Insiden di Bromo: Kerusakan Kantor TNBTS dan Dugaan Pemadaman CCTV Saat Protes Pengemudi Jip
Aksi protes sejumlah pengemudi jip di kawasan Taman Nasional Bromo Tengger Semeru (TNBTS) berujung pada insiden yang merugikan. Balai Besar TNBTS mengungkapkan kronologi kejadian yang bermula dari pemeriksaan tiket masuk di pintu Cemorolawang, Probolinggo, pada Minggu (4/5/2025). Prosedur standar operasional (SOP) yang diterapkan meliputi pemeriksaan jumlah pengunjung, kewarganegaraan, dan QR-code pemesanan online.
Penjagaan dilakukan oleh empat petugas piket, dibantu seorang petugas tambahan dari kantor balai dan dua personel Porvos dari Kodim 0820 Probolinggo. Pelayanan berjalan lancar antara pukul 01.00 WIB hingga 03.00 WIB, meskipun ditemukan beberapa pengunjung yang belum memesan tiket secara online. Namun, sekitar pukul 03.00 WIB, terjadi lonjakan pengunjung dan kendaraan, mendorong petugas untuk menambah alat pemeriksaan tiket dan mendatangi kendaraan secara langsung.

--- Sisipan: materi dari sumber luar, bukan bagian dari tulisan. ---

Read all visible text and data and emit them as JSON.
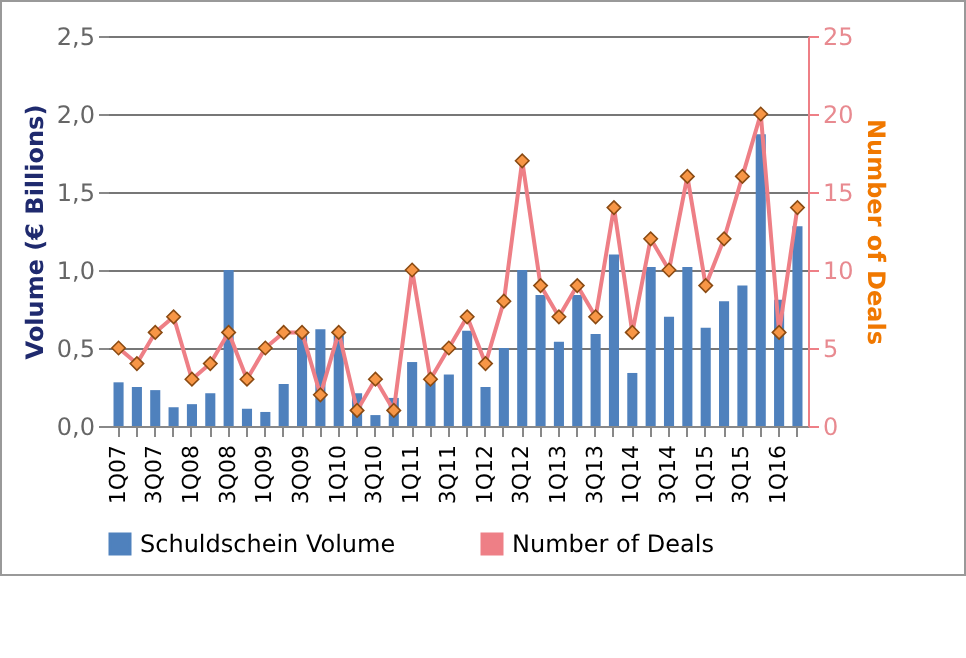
{
  "chart_data": {
    "type": "bar",
    "categories": [
      "1Q07",
      null,
      "3Q07",
      null,
      "1Q08",
      null,
      "3Q08",
      null,
      "1Q09",
      null,
      "3Q09",
      null,
      "1Q10",
      null,
      "3Q10",
      null,
      "1Q11",
      null,
      "3Q11",
      null,
      "1Q12",
      null,
      "3Q12",
      null,
      "1Q13",
      null,
      "3Q13",
      null,
      "1Q14",
      null,
      "3Q14",
      null,
      "1Q15",
      null,
      "3Q15",
      null,
      "1Q16",
      null
    ],
    "series": [
      {
        "name": "Schuldschein Volume",
        "color": "#4f81bd",
        "values": [
          0.28,
          0.25,
          0.23,
          0.12,
          0.14,
          0.21,
          1.0,
          0.11,
          0.09,
          0.27,
          0.6,
          0.62,
          0.58,
          0.21,
          0.07,
          0.18,
          0.41,
          0.29,
          0.33,
          0.61,
          0.25,
          0.5,
          1.0,
          0.84,
          0.54,
          0.84,
          0.59,
          1.1,
          0.34,
          1.02,
          0.7,
          1.02,
          0.63,
          0.8,
          0.9,
          1.87,
          0.81,
          1.28
        ]
      },
      {
        "name": "Number of Deals",
        "type": "line",
        "axis": "y2",
        "color": "#ee7f86",
        "marker": "diamond",
        "line_style": "solid",
        "values": [
          5,
          4,
          6,
          7,
          3,
          4,
          6,
          3,
          5,
          6,
          6,
          2,
          6,
          1,
          3,
          1,
          10,
          3,
          5,
          7,
          4,
          8,
          17,
          9,
          7,
          9,
          7,
          14,
          6,
          12,
          10,
          16,
          9,
          12,
          16,
          20,
          6,
          14
        ]
      }
    ],
    "ylabel": "Volume (€ Billions)",
    "y2label": "Number of Deals",
    "ylim": [
      0,
      2.5
    ],
    "yticks": [
      {
        "value": 0,
        "label": "0,0"
      },
      {
        "value": 0.5,
        "label": "0,5"
      },
      {
        "value": 1,
        "label": "1,0"
      },
      {
        "value": 1.5,
        "label": "1,5"
      },
      {
        "value": 2,
        "label": "2,0"
      },
      {
        "value": 2.5,
        "label": "2,5"
      }
    ],
    "y2lim": [
      0,
      25
    ],
    "y2ticks": [
      0,
      5,
      10,
      15,
      20,
      25
    ],
    "grid": "y",
    "legend": "bottom"
  }
}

Pada pukul 06.30 WIB, tercatat 144 jip dari dua kelompok tur dan satu kelompok yang tidak teridentifikasi hendak memasuki area pemeriksaan. Dari jumlah tersebut, 92 jip belum memiliki tiket online. Petugas mengarahkan mereka untuk melakukan pemesanan tiket di tempat, yang menyebabkan kemacetan di pintu penjagaan. Situasi diperparah dengan adanya pengunjung yang hendak keluar kawasan Bromo melalui pintu yang sama.
Menurut keterangan TNBTS, beberapa pengemudi jip dan perwakilan agen bersikap tidak pantas terhadap petugas, melakukan pengerumunan, dorongan, dan mengeluarkan kata-kata kasar. Pihak TNBTS menduga ada oknum yang sengaja memperkeruh suasana. Petugas berupaya mengatasi kemacetan dengan meminta manajemen PBPSWA Bromo Permai membuka akses masuk halaman mereka, namun tidak diizinkan oleh penjaga. Sebagai alternatif, petugas TNBTS membuka jalur alternatif yang biasa digunakan oleh pelaku jasa wisata kuda untuk mengalihkan kendaraan.
Pada saat bersamaan, sejumlah orang dari tour leader, pengemudi jip, dan perwakilan agen memasuki kantor Seksi Pengelolaan Taman Nasional (SPTN) Wilayah I mencari Kabidwil I. Karena tidak menemukan yang bersangkutan, mereka diduga melakukan perusakan inventaris kantor, termasuk pengambilan kunci kendaraan roda empat milik BB TNBTS, beserta STNK. Kejadian ini tidak sepenuhnya terekam CCTV karena ada dugaan oknum yang mematikan aliran listrik dan mencabut kabel CCTV, mengindikasikan tindakan yang terencana.
Akibat insiden tersebut, beberapa aset mengalami kerusakan, di antaranya:
- Satu laptop inventaris SPTN Wilayah I hancur
- Satu meja kerja patah
- Kunci dan STNK mobil Pajero Sport milik BB TNBTS hilang (diduga diambil massa) dan ban mobil dikempiskan
- Beberapa barang pecah belah hancur
- Helm pribadi petugas dirusak
TNBTS menegaskan bahwa sistem pemesanan online 100 persen telah diterapkan sejak 1 Oktober 2019, dan semua pengunjung, baik perorangan maupun jasa wisata, wajib membeli tiket secara online terlebih dahulu. Sosialisasi mengenai sistem ini telah dilakukan sejak Oktober 2024 kepada berbagai pihak terkait, termasuk pemegang izin PBPSWA, Paguyuban Jip, pelaku jasa wisata, dan instansi terkait. Diskusi dengan tour operator juga telah diadakan pada tanggal 28 April 2025, menyepakati beberapa hal terkait ketertiban kunjungan, akses lalu lintas, dan kewajiban pembayaran melalui website booking online, serta QR-Code bukti booking online dipegang masing-masing pengemudi jip.